Stitch Fix, an online clothing brand, reported more losses than expected in the last quarter, and gave a pessimistic financial forecast, which affected the stock to fall by more than 15% before the market. In addition, Stitch Fix also said it would lay off 330 people, accounting for regarding 4% of the total number of employees.

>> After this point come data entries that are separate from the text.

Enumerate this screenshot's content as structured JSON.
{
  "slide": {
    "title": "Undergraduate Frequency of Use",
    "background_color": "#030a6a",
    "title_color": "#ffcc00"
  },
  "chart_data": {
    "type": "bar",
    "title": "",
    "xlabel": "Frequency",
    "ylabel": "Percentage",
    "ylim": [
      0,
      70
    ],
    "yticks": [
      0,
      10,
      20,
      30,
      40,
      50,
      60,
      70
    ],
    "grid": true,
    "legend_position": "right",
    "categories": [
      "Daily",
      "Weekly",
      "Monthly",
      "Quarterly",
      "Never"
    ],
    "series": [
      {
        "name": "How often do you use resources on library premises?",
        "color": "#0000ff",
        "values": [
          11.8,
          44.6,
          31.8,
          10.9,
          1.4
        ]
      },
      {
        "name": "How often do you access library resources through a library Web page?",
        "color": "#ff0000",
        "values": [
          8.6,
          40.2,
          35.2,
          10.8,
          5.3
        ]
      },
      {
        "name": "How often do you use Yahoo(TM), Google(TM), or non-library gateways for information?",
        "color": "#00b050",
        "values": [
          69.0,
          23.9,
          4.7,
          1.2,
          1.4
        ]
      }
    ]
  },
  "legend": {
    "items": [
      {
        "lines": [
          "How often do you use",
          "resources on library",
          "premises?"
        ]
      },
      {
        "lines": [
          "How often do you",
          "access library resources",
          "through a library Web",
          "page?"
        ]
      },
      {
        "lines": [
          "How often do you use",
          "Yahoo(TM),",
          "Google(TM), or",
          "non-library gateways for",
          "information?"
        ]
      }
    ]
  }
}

Today’s key economic data:
  • The annual growth rate of the US CPI in May was 8.6%, expected to be 8.3%, and the previous value of 8.3%
  • The monthly growth rate of the US CPI in May was 1%, expected 0.7%, the previous value was 0.3%
  • U.S. core CPI in May reported an annual growth rate of 6%, expected 5.9%, the previous value of 6.2%
  • The monthly growth rate of the US core CPI in May was 0.6%, expected 0.5%, the previous value was 0.6%
  • U.S. June Michigan consumer confidence index is expected to be 58, the previous value was 58.4
Wall Street Analysis:

Market Securities chief analyst Christophe Barraud said today’s report showing inflation will remain high for longer than expected might raise the odds of a two-yard (50 basis point) rate hike in September.

Greg McBride, chief financial analyst at Bankrate, said the view that inflation has bottomed was over, and any idea of ​​the Fed slowing rate hikes following the June-July meeting looked unlikely for now.